Yamaha HS50m monitors
“I’ve got a pair of Yamaha HS50m monitors, the new versions of the NS10s. I really like those a lot and I don’t have a second set of monitors as I’ll usually just A/B on laptop speakers, especially as I suspect the percentage of people who actually listen to their music on laptop speakers is shockingly high!”
“Maybe 90% of the bass sounds on the album are from [the Moog Voyager]. They’re brilliant synths and more convenient than the old ones with their MIDI capabilities. They still go out of tune at times - as we found when Animal Collective took one out on tour. I think that might be something to do with power/voltage issues between different countries.”
Roland SP-303 and SP-555
“I still use the reverbs on them. When the new versions of them came out, Roland switched a lot of the algorithms for the delays and the reverbs, which were the two things I used the most.
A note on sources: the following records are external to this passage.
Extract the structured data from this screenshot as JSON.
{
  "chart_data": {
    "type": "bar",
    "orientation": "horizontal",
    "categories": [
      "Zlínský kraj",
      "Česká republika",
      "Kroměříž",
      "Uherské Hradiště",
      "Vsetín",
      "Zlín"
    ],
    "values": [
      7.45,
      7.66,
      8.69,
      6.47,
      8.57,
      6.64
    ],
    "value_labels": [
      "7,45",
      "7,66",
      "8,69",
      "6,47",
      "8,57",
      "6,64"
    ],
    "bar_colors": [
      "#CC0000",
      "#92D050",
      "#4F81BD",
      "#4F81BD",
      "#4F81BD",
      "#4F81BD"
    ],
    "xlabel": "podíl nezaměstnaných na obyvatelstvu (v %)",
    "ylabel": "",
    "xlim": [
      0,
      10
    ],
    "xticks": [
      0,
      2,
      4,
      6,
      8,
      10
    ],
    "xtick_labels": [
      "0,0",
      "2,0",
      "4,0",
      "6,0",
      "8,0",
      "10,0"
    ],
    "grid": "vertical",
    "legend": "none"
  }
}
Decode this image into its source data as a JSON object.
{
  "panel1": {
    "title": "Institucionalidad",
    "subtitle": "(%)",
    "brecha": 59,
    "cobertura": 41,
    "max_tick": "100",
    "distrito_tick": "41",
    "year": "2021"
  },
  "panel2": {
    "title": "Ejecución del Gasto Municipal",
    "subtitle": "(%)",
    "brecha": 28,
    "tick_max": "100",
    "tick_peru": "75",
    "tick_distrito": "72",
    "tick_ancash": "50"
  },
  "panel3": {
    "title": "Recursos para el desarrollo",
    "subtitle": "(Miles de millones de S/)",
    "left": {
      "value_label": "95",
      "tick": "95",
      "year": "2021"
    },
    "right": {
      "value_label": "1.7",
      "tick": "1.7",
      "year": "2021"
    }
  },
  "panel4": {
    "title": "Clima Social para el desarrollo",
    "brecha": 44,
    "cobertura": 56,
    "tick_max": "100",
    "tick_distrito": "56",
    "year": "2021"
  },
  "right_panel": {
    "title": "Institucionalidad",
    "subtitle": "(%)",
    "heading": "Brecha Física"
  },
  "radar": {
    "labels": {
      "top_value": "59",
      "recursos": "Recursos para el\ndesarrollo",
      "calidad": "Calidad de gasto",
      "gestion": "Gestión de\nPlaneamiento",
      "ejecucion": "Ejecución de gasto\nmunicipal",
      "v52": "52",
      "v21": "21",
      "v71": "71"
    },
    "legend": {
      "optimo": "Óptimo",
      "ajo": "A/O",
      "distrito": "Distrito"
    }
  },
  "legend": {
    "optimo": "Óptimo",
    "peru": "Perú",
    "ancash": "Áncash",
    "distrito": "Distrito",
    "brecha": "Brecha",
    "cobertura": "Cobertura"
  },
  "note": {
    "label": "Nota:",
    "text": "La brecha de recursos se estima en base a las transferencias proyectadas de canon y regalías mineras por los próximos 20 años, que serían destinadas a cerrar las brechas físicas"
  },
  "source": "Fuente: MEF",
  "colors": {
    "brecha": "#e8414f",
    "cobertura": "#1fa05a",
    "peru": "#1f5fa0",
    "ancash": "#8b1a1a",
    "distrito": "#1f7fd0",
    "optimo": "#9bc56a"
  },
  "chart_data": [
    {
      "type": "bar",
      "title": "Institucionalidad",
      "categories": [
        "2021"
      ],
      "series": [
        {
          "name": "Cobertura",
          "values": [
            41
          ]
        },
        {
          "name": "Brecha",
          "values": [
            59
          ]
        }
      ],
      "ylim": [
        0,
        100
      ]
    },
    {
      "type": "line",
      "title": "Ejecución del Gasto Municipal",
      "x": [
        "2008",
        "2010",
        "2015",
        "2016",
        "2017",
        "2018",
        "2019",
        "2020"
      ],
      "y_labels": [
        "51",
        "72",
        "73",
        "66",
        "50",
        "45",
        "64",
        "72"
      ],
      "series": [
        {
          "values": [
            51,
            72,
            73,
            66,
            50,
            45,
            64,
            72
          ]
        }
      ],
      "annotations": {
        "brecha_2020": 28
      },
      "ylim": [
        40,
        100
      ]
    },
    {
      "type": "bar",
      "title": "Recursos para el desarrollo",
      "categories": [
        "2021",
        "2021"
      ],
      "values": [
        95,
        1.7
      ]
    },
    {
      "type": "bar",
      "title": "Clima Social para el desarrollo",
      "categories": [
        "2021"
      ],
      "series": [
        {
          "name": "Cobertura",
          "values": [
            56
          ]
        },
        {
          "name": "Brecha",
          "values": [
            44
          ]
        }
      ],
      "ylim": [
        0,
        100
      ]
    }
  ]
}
So, I’ll still fire them up if I want that particular type of reverb.
“There’s also a certain quality to them - maybe the way they compress the sound or something - that, if I’m looking for that then I’ll go to them too.”
“My friend Bradford Cox of Deerhunter was the first one to mention it. We went on tour together and we’d talk about how I used to use a cassette eight-track and that was essentially how I’d learned to record music and it was my favourite thing to use. I’d been using Cubase and he said I should really try Ableton - that coming from a four-track/eight-track mindset you could use it that way, and it was easy to use. It was on his advice that I started using it.”